Pello Irazu
Spain, 1963
He studied fine art in Bilbao between 1981 and 1986 when he received his degree in sculpture. Although he completed his studies a few years after Ángel Bados and Txomin Badiola, both sculptors as well, he had his first solo exhibition early, in 1983. Along with the two aforementioned artists and his colleague Juan Luís Moraza, Irazu represents one of the most innovative voices in redefining contemporary Basque sculpture. In 1988, he moved to London and in 1990—the year he was selected for the Aperto section of the Venice Biennale—he settled in New York, where he had first gone on a Spanish-North American Joint Committee scholarship. Prior to this, he had already become one of the most award-winning young sculptors. He received the Sculpture Prize at the Vitoria Biennial in 1984. He was recognised at the Young Artists Exhibition of the Madrid regional government in 1986, at the Biscay Sculpture Exhibition in 1987 and the 4th International Drawing Triennial in 1987, and he also received the Ícaro Prize from Diario 16. He moved back to Bilbao in 1999 and has been living and working there ever since. Since the beginning of the 21st century, he has shown his work continuously, mainly at the galleries Soledad Lorenzo—until it closed in 2012—and Moisés Pérez de Albéniz, first in Pamplona and then at its new home base in Madrid, which opened in 2013. He has also exhibited at other galleries in the Basque Country as well as at the Yancey Richardson Gallery in New York, in addition to participating in countless group exhibitions and international fairs. As is often the case, the pieces in the collection—a dozen in total—date from the time the sculptor broke into the art scene, as well as from the incredibly important decade to follow.
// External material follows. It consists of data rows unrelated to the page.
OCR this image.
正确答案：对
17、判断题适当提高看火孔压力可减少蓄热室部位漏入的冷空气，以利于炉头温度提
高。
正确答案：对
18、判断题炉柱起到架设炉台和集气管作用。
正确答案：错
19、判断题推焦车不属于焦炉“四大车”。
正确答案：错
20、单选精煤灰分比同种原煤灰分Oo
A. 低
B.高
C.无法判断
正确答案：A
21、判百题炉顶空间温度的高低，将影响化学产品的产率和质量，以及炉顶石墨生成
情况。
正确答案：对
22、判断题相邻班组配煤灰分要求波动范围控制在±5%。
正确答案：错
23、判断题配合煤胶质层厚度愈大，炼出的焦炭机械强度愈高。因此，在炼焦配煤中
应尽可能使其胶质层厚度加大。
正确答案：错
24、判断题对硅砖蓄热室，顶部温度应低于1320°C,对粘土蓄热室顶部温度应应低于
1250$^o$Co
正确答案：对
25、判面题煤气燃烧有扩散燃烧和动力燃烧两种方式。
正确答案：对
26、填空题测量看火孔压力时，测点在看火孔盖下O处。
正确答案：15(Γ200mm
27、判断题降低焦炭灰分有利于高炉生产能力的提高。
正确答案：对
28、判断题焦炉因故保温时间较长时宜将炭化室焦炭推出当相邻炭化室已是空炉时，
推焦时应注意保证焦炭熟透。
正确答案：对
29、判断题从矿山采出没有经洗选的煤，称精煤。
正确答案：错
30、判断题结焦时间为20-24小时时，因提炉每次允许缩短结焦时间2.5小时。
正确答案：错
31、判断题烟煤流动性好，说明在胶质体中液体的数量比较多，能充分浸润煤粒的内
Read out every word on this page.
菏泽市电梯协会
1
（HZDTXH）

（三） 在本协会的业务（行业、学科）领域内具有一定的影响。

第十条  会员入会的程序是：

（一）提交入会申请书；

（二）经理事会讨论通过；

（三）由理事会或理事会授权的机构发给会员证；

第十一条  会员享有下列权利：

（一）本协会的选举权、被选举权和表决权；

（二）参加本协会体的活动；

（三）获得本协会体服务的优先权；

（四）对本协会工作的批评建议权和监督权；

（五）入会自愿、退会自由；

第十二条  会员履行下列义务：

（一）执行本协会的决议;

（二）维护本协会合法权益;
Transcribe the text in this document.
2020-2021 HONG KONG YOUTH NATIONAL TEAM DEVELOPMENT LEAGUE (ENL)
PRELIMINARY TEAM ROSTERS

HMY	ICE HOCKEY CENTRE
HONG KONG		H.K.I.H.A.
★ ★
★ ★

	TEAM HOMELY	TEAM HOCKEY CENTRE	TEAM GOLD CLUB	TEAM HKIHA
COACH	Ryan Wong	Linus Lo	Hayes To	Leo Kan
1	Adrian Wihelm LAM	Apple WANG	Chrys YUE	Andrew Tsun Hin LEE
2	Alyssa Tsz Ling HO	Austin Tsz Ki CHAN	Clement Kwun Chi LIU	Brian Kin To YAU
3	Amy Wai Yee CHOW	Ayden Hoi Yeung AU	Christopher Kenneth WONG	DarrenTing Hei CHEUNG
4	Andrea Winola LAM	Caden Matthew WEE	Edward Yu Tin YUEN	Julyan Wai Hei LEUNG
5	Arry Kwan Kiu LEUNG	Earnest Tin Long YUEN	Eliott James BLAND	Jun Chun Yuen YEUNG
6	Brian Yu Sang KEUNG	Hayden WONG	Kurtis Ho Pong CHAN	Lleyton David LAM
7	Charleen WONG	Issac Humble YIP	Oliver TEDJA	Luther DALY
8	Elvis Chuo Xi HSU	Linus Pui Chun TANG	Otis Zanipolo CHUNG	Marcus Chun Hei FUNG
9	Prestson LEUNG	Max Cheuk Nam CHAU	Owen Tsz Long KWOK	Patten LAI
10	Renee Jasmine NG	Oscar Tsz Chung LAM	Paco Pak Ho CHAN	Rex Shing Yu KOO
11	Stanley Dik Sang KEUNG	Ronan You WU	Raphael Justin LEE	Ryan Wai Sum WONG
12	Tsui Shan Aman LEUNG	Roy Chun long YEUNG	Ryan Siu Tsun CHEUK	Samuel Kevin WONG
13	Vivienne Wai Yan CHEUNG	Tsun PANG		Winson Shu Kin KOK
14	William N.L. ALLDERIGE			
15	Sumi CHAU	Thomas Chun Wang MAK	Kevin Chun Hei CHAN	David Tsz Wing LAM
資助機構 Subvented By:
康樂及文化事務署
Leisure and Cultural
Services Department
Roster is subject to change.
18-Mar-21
The quartet comprising S.T (1985), Room for Two (1986), Wild (1988)—in which he added synthetic paint to the steel—and Tisbe (1989) belongs to his earliest period. During the subsequent decade, he began to focus on cheerful, object combinations and forays into installation as exemplified by Summer Kisses (1992), Untitled (The Adversary) (1994) and F.F. (1997). In addition, the series of works on paper and the murals he created during the early 21st century—Acrobat (2000), 308 Blow Up (2001) and Bestiario (2003)—represent an important and noteworthy aspect of his overall body of work.